“Then the idiot who praises, with enthusiastic tone,
All centuries but this, and every country but his own…”
Koko (“I’ve got a little list”), The Mikado
Why did the story of Labour’s Jeremy Corbyn and the Czech spy gain so little traction? Is it because, as UnHerd’s editor Tim Montgomerie believes, a critical percentage of younger people are basically relativists who see no absolute virtue in Britain? Do they believe the former Soviet Union, and for that matter Corbyn’s other interlocutors, the IRA, legitimately saw (and Communist recidivists still see) Britain as being just as badly flawed as all other nations?
Or is it a significant case of amnesia, perhaps even nescience?
No history, only “news”?
The median voter’s age at the last general election was 40; the Soviet Union was dissolved in December 1991, when the median voter was in his/her early teens. The Warsaw Pact – more correctly the Warsaw Treaty Organization of Friendship, Cooperation and Mutual Assistance – of which Czechoslovakia was a key member, melted away even earlier. Declared disbanded at a meeting of Pact foreign ministers in February 1991, in reality, it had ceased to be in December 1989 when the violent anti-Communist revolution in Romania – President Ceausescu and his wife summarily shot – passed without military intervention by other member states.
That was 28 years ago. The Warsaw Pact is “history”.
Besides, haven’t the relativists got a point: wasn’t the Pact formed (in 1955) only because Nato had admitted the newly independent Federal Republic of Germany?
That is how a narrow chronologist might see it: post hoc ergo propter hoc1. However, in 1955, the USSR was the occupying power in several Eastern Bloc countries still. Moscow wanted to maintain control over their military forces and of those of countries they had occupied in 1945 but subsequently withdrawn from under the Yalta agreement with the former Western Allies (having first made sure there was a Moscow-oriented Communist government in place) – notably Czechoslovakia.

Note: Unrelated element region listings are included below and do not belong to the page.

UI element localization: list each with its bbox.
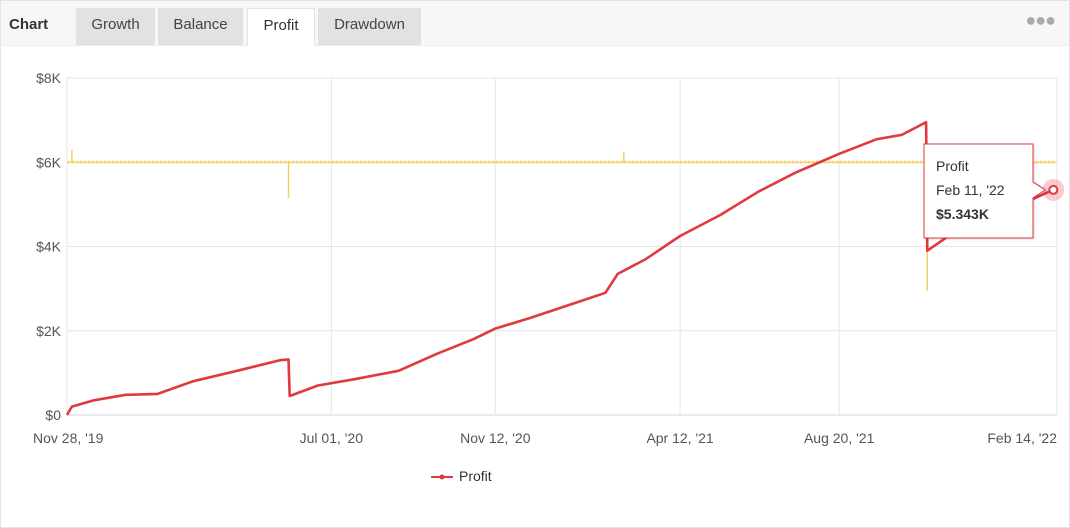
chart-legend[interactable]: Profit bbox=[431, 468, 492, 484]
x-tick-label: Feb 14, '22 bbox=[987, 430, 1057, 446]
tab-drawdown[interactable]: Drawdown bbox=[318, 8, 421, 45]
x-tick-label: Aug 20, '21 bbox=[804, 430, 875, 446]
x-axis: Nov 28, '19 Jul 01, '20 Nov 12, '20 Apr 12,… bbox=[33, 430, 1057, 446]
y-tick-label: $6K bbox=[36, 154, 62, 170]
y-tick-label: $8K bbox=[36, 70, 62, 86]
secondary-series bbox=[67, 149, 1057, 291]
y-tick-label: $4K bbox=[36, 239, 62, 255]
y-tick-label: $2K bbox=[36, 323, 62, 339]
profit-series bbox=[65, 120, 1065, 416]
profit-line bbox=[65, 120, 1054, 416]
hover-point bbox=[1048, 184, 1059, 195]
x-tick-label: Nov 28, '19 bbox=[33, 430, 104, 446]
y-axis: $0 $2K $4K $6K $8K bbox=[36, 70, 62, 423]
chart-tooltip: Profit Feb 11, '22 $5.343K bbox=[923, 143, 1047, 239]
tab-growth[interactable]: Growth bbox=[76, 8, 155, 45]
tab-bar: Chart Growth Balance Profit Drawdown ●●● bbox=[1, 1, 1069, 46]
tooltip-box bbox=[923, 143, 1047, 239]
x-tick-label: Jul 01, '20 bbox=[300, 430, 364, 446]
profit-chart: $0$2K$4K$6K$8K Nov 28, '19 Jul 01, '20 Nov… bbox=[33, 70, 1065, 484]
legend-label: Profit bbox=[459, 468, 492, 484]
tooltip-date: Feb 11, '22 bbox=[936, 182, 1005, 198]
tooltip-series-label: Profit bbox=[936, 158, 969, 174]
tooltip-value: $5.343K bbox=[936, 206, 989, 222]
x-tick-label: Nov 12, '20 bbox=[460, 430, 531, 446]
widget-title: Chart bbox=[9, 16, 49, 33]
legend-marker bbox=[439, 474, 445, 480]
chart-grid bbox=[66, 77, 1058, 416]
secondary-ticks bbox=[68, 160, 1054, 164]
x-tick-label: Apr 12, '21 bbox=[646, 430, 713, 446]
tab-balance[interactable]: Balance bbox=[158, 8, 243, 45]
y-tick-label: $0 bbox=[45, 407, 61, 423]
tab-profit[interactable]: Profit bbox=[247, 8, 315, 46]
more-dots-icon[interactable]: ●●● bbox=[1025, 10, 1056, 30]
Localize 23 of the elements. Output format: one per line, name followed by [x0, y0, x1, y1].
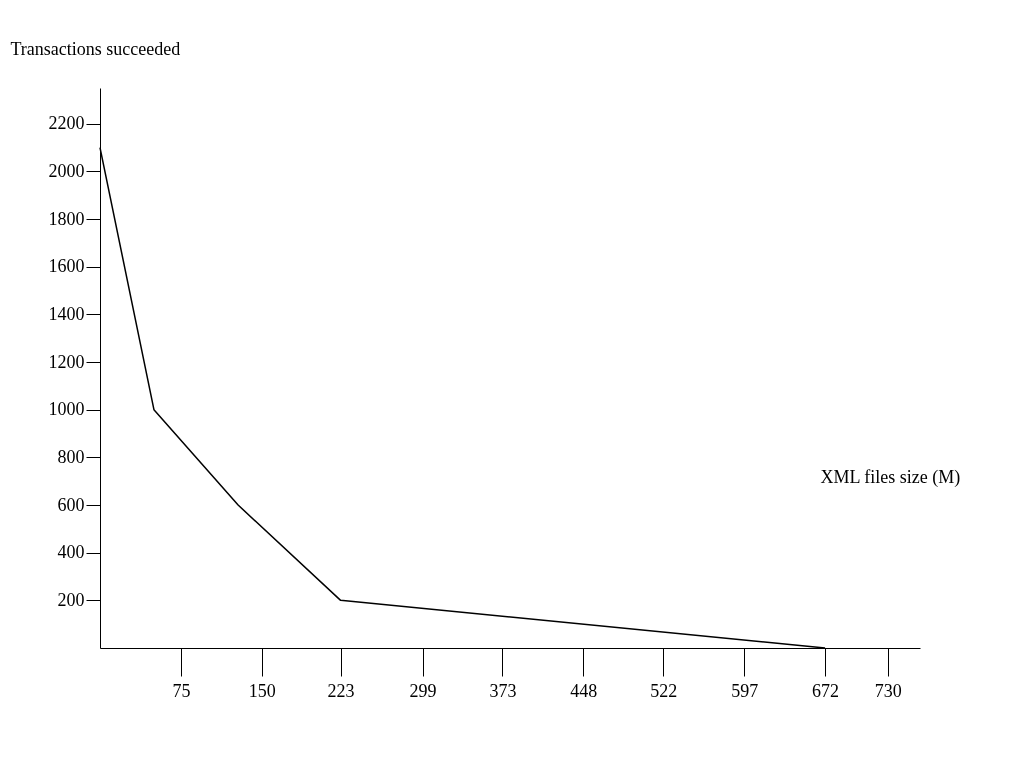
y-tick-label: 1600 [48, 256, 85, 277]
x-tick-label: 448 [570, 680, 598, 701]
y-tick-label: 600 [57, 494, 85, 515]
x-tick-label: 730 [874, 680, 902, 701]
y-tick-label: 2200 [48, 113, 85, 134]
x-tick-label: 223 [327, 680, 355, 701]
y-tick-label: 2000 [48, 160, 85, 181]
y-tick-label: 1200 [48, 351, 85, 372]
x-tick-label: 75 [172, 680, 191, 701]
y-tick-label: 800 [57, 446, 85, 467]
x-tick-label: 150 [248, 680, 276, 701]
y-tick-label: 1800 [48, 208, 85, 229]
y-axis-title: Transactions succeeded [10, 38, 181, 59]
y-tick-label: 200 [57, 589, 85, 610]
x-axis-title: XML files size (M) [820, 467, 961, 489]
x-tick-label: 373 [489, 680, 517, 701]
x-tick-label: 672 [812, 680, 840, 701]
x-tick-label: 597 [731, 680, 759, 701]
y-tick-label: 400 [57, 542, 85, 563]
x-tick-label: 299 [409, 680, 437, 701]
y-tick-label: 1000 [48, 399, 85, 420]
y-tick-label: 1400 [48, 303, 85, 324]
x-tick-label: 522 [650, 680, 678, 701]
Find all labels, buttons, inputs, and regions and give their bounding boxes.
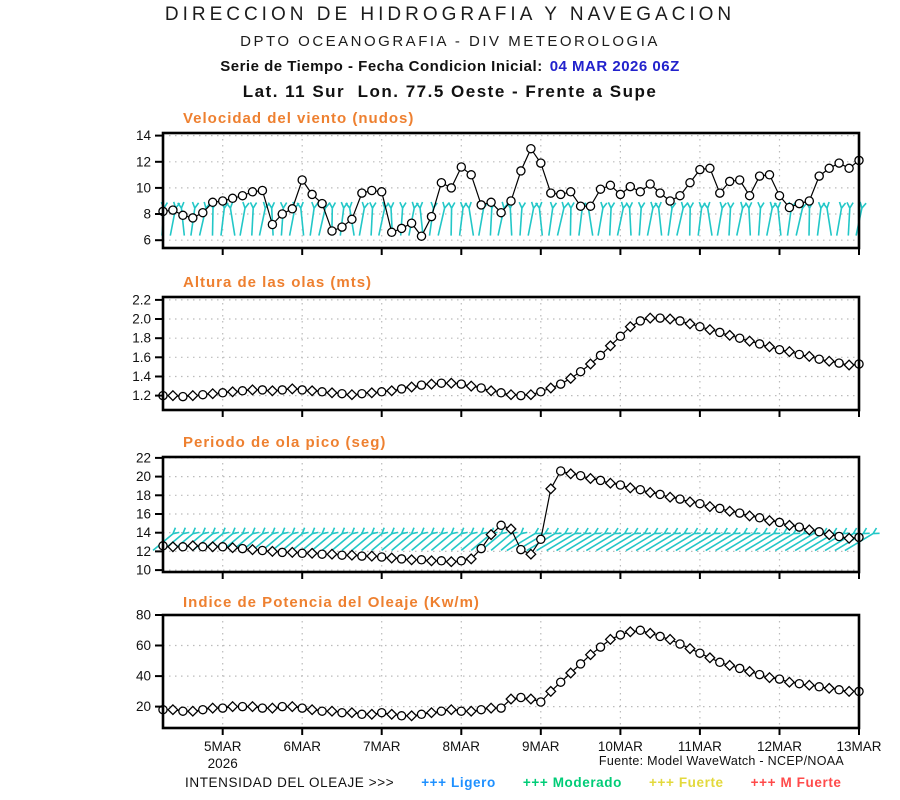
svg-text:8MAR: 8MAR [443,739,481,754]
wave-intensity-legend: INTENSIDAD DEL OLEAJE >>> +++ Ligero +++… [185,775,842,790]
svg-text:12MAR: 12MAR [757,739,802,754]
svg-text:20: 20 [136,699,151,714]
svg-text:10: 10 [136,180,151,195]
svg-text:14: 14 [136,525,152,540]
location-title: Lat. 11 Sur Lon. 77.5 Oeste - Frente a S… [242,82,658,101]
svg-text:13MAR: 13MAR [836,739,881,754]
chart-title-wave-period: Periodo de ola pico (seg) [183,434,387,451]
legend-symbol-ligero: +++ [421,775,447,790]
legend-label-m-fuerte: M Fuerte [780,775,842,790]
chart-title-wind-speed: Velocidad del viento (nudos) [183,110,415,127]
chart-title-wave-height: Altura de las olas (mts) [183,274,373,291]
svg-text:6: 6 [143,233,151,248]
svg-text:1.8: 1.8 [132,331,151,346]
svg-text:80: 80 [136,608,151,623]
legend-title: INTENSIDAD DEL OLEAJE >>> [185,775,395,790]
svg-text:1.4: 1.4 [132,369,151,384]
legend-symbol-m-fuerte: +++ [750,775,777,790]
svg-text:2.0: 2.0 [132,312,151,327]
legend-item-ligero: +++ Ligero [421,775,496,790]
legend-label-ligero: Ligero [451,775,496,790]
svg-text:12: 12 [136,544,151,559]
svg-text:1.2: 1.2 [132,388,151,403]
svg-text:22: 22 [136,450,151,465]
svg-text:10: 10 [136,563,151,578]
svg-text:7MAR: 7MAR [363,739,401,754]
svg-text:10MAR: 10MAR [598,739,643,754]
legend-label-moderado: Moderado [552,775,622,790]
legend-item-fuerte: +++ Fuerte [649,775,724,790]
svg-text:14: 14 [136,128,152,143]
series-label: Serie de Tiempo - Fecha Condicion Inicia… [220,58,543,75]
svg-text:2.2: 2.2 [132,292,151,307]
dept-title: DPTO OCEANOGRAFIA - DIV METEOROLOGIA [240,33,660,50]
svg-text:2026: 2026 [208,756,238,771]
initial-date: 04 MAR 2026 06Z [549,58,680,75]
svg-text:1.6: 1.6 [132,350,151,365]
svg-text:16: 16 [136,507,151,522]
svg-text:11MAR: 11MAR [678,739,722,754]
svg-text:20: 20 [136,469,151,484]
svg-text:6MAR: 6MAR [283,739,321,754]
svg-text:60: 60 [136,638,151,653]
svg-text:5MAR: 5MAR [204,739,242,754]
series-subtitle: Serie de Tiempo - Fecha Condicion Inicia… [0,58,900,75]
legend-symbol-fuerte: +++ [649,775,675,790]
svg-text:12: 12 [136,154,151,169]
source-credit: Fuente: Model WaveWatch - NCEP/NOAA [598,754,844,768]
svg-text:8: 8 [143,207,151,222]
org-title: DIRECCION DE HIDROGRAFIA Y NAVEGACION [164,4,736,25]
svg-text:9MAR: 9MAR [522,739,560,754]
svg-text:40: 40 [136,669,151,684]
legend-item-moderado: +++ Moderado [523,775,622,790]
legend-label-fuerte: Fuerte [678,775,724,790]
chart-title-wave-power: Indice de Potencia del Oleaje (Kw/m) [183,594,480,611]
legend-symbol-moderado: +++ [522,775,549,790]
svg-text:18: 18 [136,488,151,503]
legend-item-m-fuerte: +++ M Fuerte [751,775,842,790]
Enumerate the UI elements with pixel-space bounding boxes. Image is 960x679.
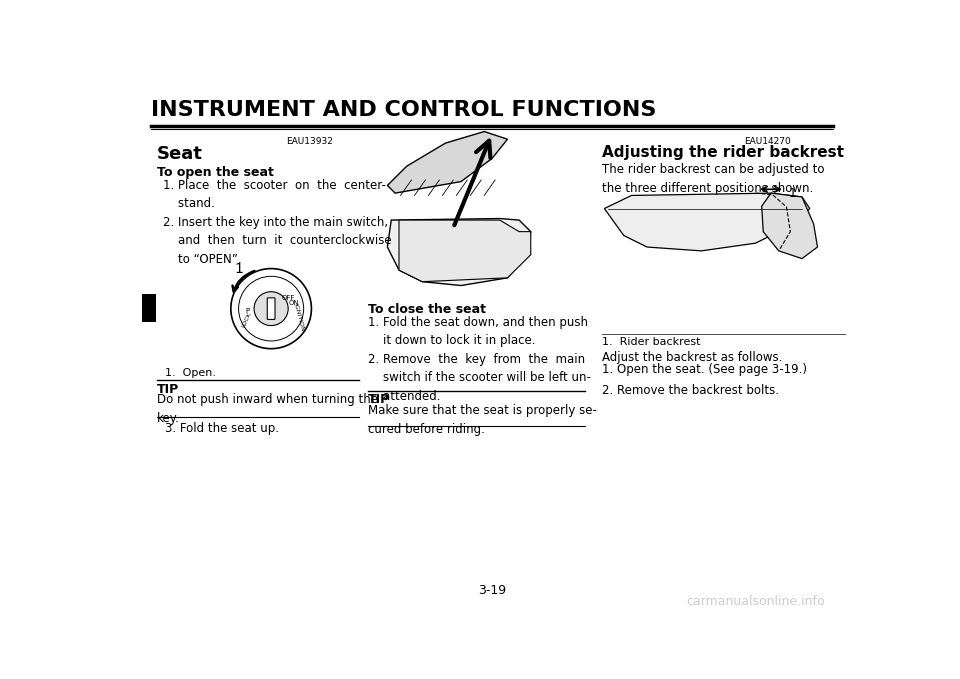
Polygon shape — [388, 132, 508, 193]
Text: TIP: TIP — [368, 393, 391, 406]
Text: OFF: OFF — [282, 295, 296, 301]
Text: 3. Fold the seat up.: 3. Fold the seat up. — [165, 422, 279, 435]
Text: 1: 1 — [234, 261, 243, 276]
Text: 1.  Open.: 1. Open. — [165, 368, 216, 378]
Polygon shape — [399, 220, 531, 282]
Text: 3: 3 — [144, 302, 154, 316]
Polygon shape — [388, 219, 531, 286]
Text: IGNITION: IGNITION — [292, 304, 304, 333]
Text: Adjust the backrest as follows.: Adjust the backrest as follows. — [602, 351, 782, 364]
Text: 3-19: 3-19 — [478, 583, 506, 597]
FancyBboxPatch shape — [142, 294, 156, 322]
Polygon shape — [761, 193, 818, 259]
Text: ON: ON — [288, 300, 299, 306]
Text: 1. Place  the  scooter  on  the  center-
    stand.
2. Insert the key into the m: 1. Place the scooter on the center- stan… — [162, 179, 392, 265]
Text: 1. Fold the seat down, and then push
    it down to lock it in place.
2. Remove : 1. Fold the seat down, and then push it … — [368, 316, 590, 403]
Text: Make sure that the seat is properly se-
cured before riding.: Make sure that the seat is properly se- … — [368, 404, 597, 436]
Text: carmanualsonline.info: carmanualsonline.info — [686, 595, 825, 608]
Text: INSTRUMENT AND CONTROL FUNCTIONS: INSTRUMENT AND CONTROL FUNCTIONS — [151, 100, 657, 120]
Text: EAU14270: EAU14270 — [744, 137, 790, 146]
Circle shape — [254, 292, 288, 325]
Text: 1.  Rider backrest: 1. Rider backrest — [602, 337, 701, 347]
Text: LOCK: LOCK — [241, 312, 252, 329]
Text: 1: 1 — [789, 187, 797, 200]
Text: To close the seat: To close the seat — [368, 304, 486, 316]
Text: To open the seat: To open the seat — [157, 166, 274, 179]
Text: The rider backrest can be adjusted to
the three different positions shown.: The rider backrest can be adjusted to th… — [602, 163, 825, 195]
Text: Do not push inward when turning the
key.: Do not push inward when turning the key. — [157, 393, 378, 425]
Polygon shape — [605, 193, 809, 251]
Text: 1. Open the seat. (See page 3-19.)
2. Remove the backrest bolts.: 1. Open the seat. (See page 3-19.) 2. Re… — [602, 363, 807, 397]
Text: TIP: TIP — [157, 382, 180, 396]
Text: Seat: Seat — [157, 145, 204, 162]
Text: EAU13932: EAU13932 — [286, 137, 333, 146]
FancyBboxPatch shape — [267, 298, 275, 319]
Text: Adjusting the rider backrest: Adjusting the rider backrest — [602, 145, 844, 160]
Text: P: P — [246, 308, 250, 314]
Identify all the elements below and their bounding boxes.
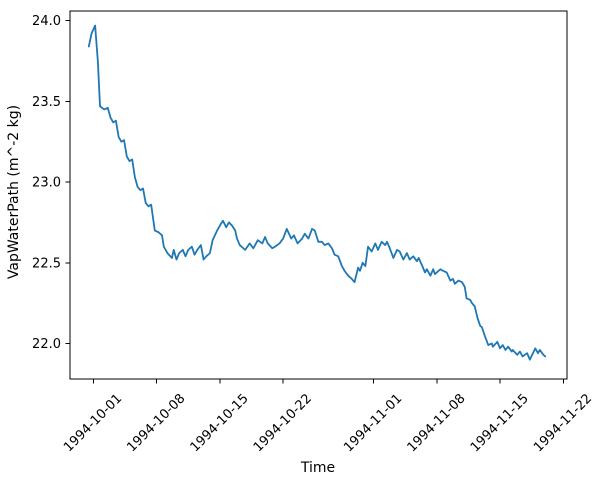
x-axis-label: Time [300,460,335,476]
x-tick-label: 1994-10-08 [124,391,188,455]
x-tick-label: 1994-11-01 [341,391,405,455]
y-tick-label: 22.0 [32,337,61,352]
x-tick-label: 1994-10-22 [251,391,315,455]
x-tick-label: 1994-10-15 [188,391,252,455]
x-axis-ticks: 1994-10-01 1994-10-08 1994-10-15 1994-10-22… [61,379,595,455]
x-tick-label: 1994-10-01 [61,391,125,455]
y-tick-label: 22.5 [32,256,61,271]
y-axis-label: VapWaterPath (m^-2 kg) [6,105,22,279]
y-tick-label: 24.0 [32,14,61,29]
y-tick-label: 23.5 [32,95,61,110]
x-tick-label: 1994-11-22 [531,391,595,455]
vapwaterpath-series-line [87,24,547,361]
y-tick-label: 23.0 [32,176,61,191]
plot-border [69,10,568,380]
y-axis-ticks: 22.0 22.5 23.0 23.5 24.0 [32,14,70,352]
data-series-group [87,24,547,361]
x-tick-label: 1994-11-15 [468,391,532,455]
x-tick-label: 1994-11-08 [405,391,469,455]
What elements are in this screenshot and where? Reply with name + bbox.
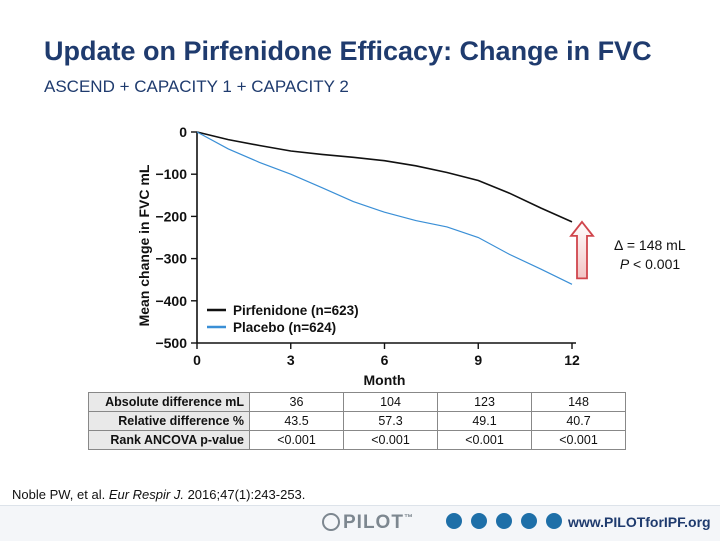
legend-entry: Pirfenidone (n=623) xyxy=(233,303,359,318)
table-cell: 43.5 xyxy=(249,411,344,431)
table-cell: 148 xyxy=(531,392,626,412)
row-label: Absolute difference mL xyxy=(88,392,250,412)
logo-text: PILOT xyxy=(343,512,404,533)
slide-title: Update on Pirfenidone Efficacy: Change i… xyxy=(44,36,652,66)
citation-authors: Noble PW, et al. xyxy=(12,487,109,502)
x-axis-label: Month xyxy=(364,372,406,388)
p-symbol: P xyxy=(619,256,630,272)
circle-icon xyxy=(546,513,562,529)
x-tick-label: 0 xyxy=(193,352,201,368)
footer-icons xyxy=(446,513,571,534)
circle-icon xyxy=(496,513,512,529)
circle-icon xyxy=(521,513,537,529)
circle-icon xyxy=(471,513,487,529)
citation-details: 2016;47(1):243-253. xyxy=(183,487,306,502)
x-tick-label: 12 xyxy=(564,352,580,368)
delta-label: ∆ = 148 mL xyxy=(614,237,686,253)
series-line-placebo xyxy=(196,131,573,285)
citation: Noble PW, et al. Eur Respir J. 2016;47(1… xyxy=(12,487,305,502)
footer-bar xyxy=(0,505,720,541)
table-cell: 49.1 xyxy=(437,411,532,431)
table-cell: 57.3 xyxy=(343,411,438,431)
difference-arrow-icon xyxy=(569,220,595,280)
table-cell: 40.7 xyxy=(531,411,626,431)
y-tick-label: 0 xyxy=(179,124,187,140)
table-cell: <0.001 xyxy=(437,430,532,450)
slide-subtitle: ASCEND + CAPACITY 1 + CAPACITY 2 xyxy=(44,77,349,96)
circle-icon xyxy=(446,513,462,529)
x-tick-label: 6 xyxy=(381,352,389,368)
table-cell: <0.001 xyxy=(531,430,626,450)
stats-annotation: ∆ = 148 mL P < 0.001 xyxy=(600,236,700,274)
series-line-pirfenidone xyxy=(196,131,573,223)
y-axis-label: Mean change in FVC mL xyxy=(136,164,152,326)
y-tick-label: −300 xyxy=(155,251,187,267)
table-row: Rank ANCOVA p-value <0.001 <0.001 <0.001 <0.… xyxy=(88,430,626,450)
row-label: Rank ANCOVA p-value xyxy=(88,430,250,450)
table-cell: 36 xyxy=(249,392,344,412)
x-tick-label: 9 xyxy=(474,352,482,368)
y-tick-label: −400 xyxy=(155,293,187,309)
citation-journal: Eur Respir J. xyxy=(108,487,184,502)
table-row: Absolute difference mL 36 104 123 148 xyxy=(88,392,626,412)
legend-entry: Placebo (n=624) xyxy=(233,320,336,335)
p-value-label: P < 0.001 xyxy=(600,255,700,274)
table-cell: <0.001 xyxy=(249,430,344,450)
trademark: ™ xyxy=(403,512,414,523)
difference-table: Absolute difference mL 36 104 123 148 Relativ… xyxy=(88,392,626,450)
pilot-logo: PILOT™ xyxy=(322,512,414,534)
footer-url: www.PILOTforIPF.org xyxy=(568,514,711,530)
y-tick-label: −200 xyxy=(155,208,187,224)
y-tick-label: −100 xyxy=(155,166,187,182)
table-cell: <0.001 xyxy=(343,430,438,450)
table-cell: 104 xyxy=(343,392,438,412)
y-tick-label: −500 xyxy=(155,335,187,351)
table-cell: 123 xyxy=(437,392,532,412)
lungs-icon xyxy=(322,513,340,531)
x-tick-label: 3 xyxy=(287,352,295,368)
row-label: Relative difference % xyxy=(88,411,250,431)
p-value-text: < 0.001 xyxy=(629,256,681,272)
table-row: Relative difference % 43.5 57.3 49.1 40.7 xyxy=(88,411,626,431)
fvc-line-chart: 0 −100 −200 −300 −400 −500 0 3 6 9 12 Month Mean cha… xyxy=(136,124,595,388)
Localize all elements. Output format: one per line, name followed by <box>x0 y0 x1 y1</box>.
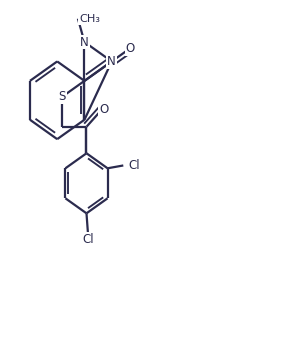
Text: Cl: Cl <box>82 232 94 246</box>
Text: O: O <box>99 103 108 116</box>
Text: CH₃: CH₃ <box>79 14 100 23</box>
Text: N: N <box>80 36 89 48</box>
Text: S: S <box>58 90 66 103</box>
Text: N: N <box>107 55 116 68</box>
Text: O: O <box>126 42 135 55</box>
Text: Cl: Cl <box>128 159 140 172</box>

Czechoslovakia was indeed a key Eastern Bloc country. It shared a long border with the German Democratic Republic (DDR) and Poland, and like the DDR it was on the frontline with the Federal Republic of Germany. If it ever came to war with Nato, the Soviet-equipped Czechoslovak army and air force would have a key role. Moscow’s influence in Prague was therefore of the essence.